How could we listen to a lost episode? Well, a group did a recreation based on the existing script. If you want to see the actors actually doing the recording, that's on YouTube:
Trey: Jason, did this episode make you afraid of the dark? Or at least steer you away from a second career as an EMT?
Jason: I don't know that I am permanently scarred by the experience, but I was again surprised by the intensity of this program's fright factor, and just how outré such a mass media production managed to get in it's short run time.
Events were skewing fairly mundane, if horrific, until the climactic minutes, when all bets were off and no holds were barred in terms both of graphic (or should I say sonic?) violence and a sharp turn into the unexplainable so profoundly weird that it gives Lovecraft a run for his money.
I'm once again avoiding spoilers because the big reveal really must be heard to be believed.

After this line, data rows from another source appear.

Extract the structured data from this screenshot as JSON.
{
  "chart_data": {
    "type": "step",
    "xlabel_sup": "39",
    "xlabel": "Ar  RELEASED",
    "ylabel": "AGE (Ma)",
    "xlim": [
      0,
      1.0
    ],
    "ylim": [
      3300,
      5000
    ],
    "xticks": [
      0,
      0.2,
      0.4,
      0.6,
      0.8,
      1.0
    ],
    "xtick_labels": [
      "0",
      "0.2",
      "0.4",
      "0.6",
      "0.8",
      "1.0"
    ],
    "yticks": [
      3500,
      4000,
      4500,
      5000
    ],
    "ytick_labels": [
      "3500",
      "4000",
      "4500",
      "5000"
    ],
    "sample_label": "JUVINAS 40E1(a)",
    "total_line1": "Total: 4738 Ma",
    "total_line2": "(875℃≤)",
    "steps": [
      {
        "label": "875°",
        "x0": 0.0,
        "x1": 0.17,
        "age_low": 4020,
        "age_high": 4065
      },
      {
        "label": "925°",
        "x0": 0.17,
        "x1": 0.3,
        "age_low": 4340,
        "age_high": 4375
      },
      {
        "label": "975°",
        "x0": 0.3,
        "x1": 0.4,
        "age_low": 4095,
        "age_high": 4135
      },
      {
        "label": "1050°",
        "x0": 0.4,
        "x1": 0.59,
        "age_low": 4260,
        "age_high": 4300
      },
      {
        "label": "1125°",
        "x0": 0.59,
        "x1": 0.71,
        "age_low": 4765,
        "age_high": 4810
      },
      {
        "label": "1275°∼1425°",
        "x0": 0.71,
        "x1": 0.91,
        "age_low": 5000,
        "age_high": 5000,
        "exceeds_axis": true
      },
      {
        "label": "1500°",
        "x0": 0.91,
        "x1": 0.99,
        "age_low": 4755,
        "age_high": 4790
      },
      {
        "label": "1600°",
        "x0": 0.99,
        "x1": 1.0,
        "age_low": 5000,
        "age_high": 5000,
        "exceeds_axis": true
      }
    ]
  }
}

My only criticism lies in the challenge of reviving a piece of media from a bygone era. The performances make an admirable attempt at reproducing period acting styles, which lends an air of goofiness a bit at odds with the tone of the events portrayed, until the bitter end when the viewpoint character is left alone to face existential terror.
But man, that last 5 minutes!
Trey: Yes, no slight to the recreation voice actors who do a great job, but I would like to hear the original crew because there would have been a "naturalism" for them in some of those lines and those performances.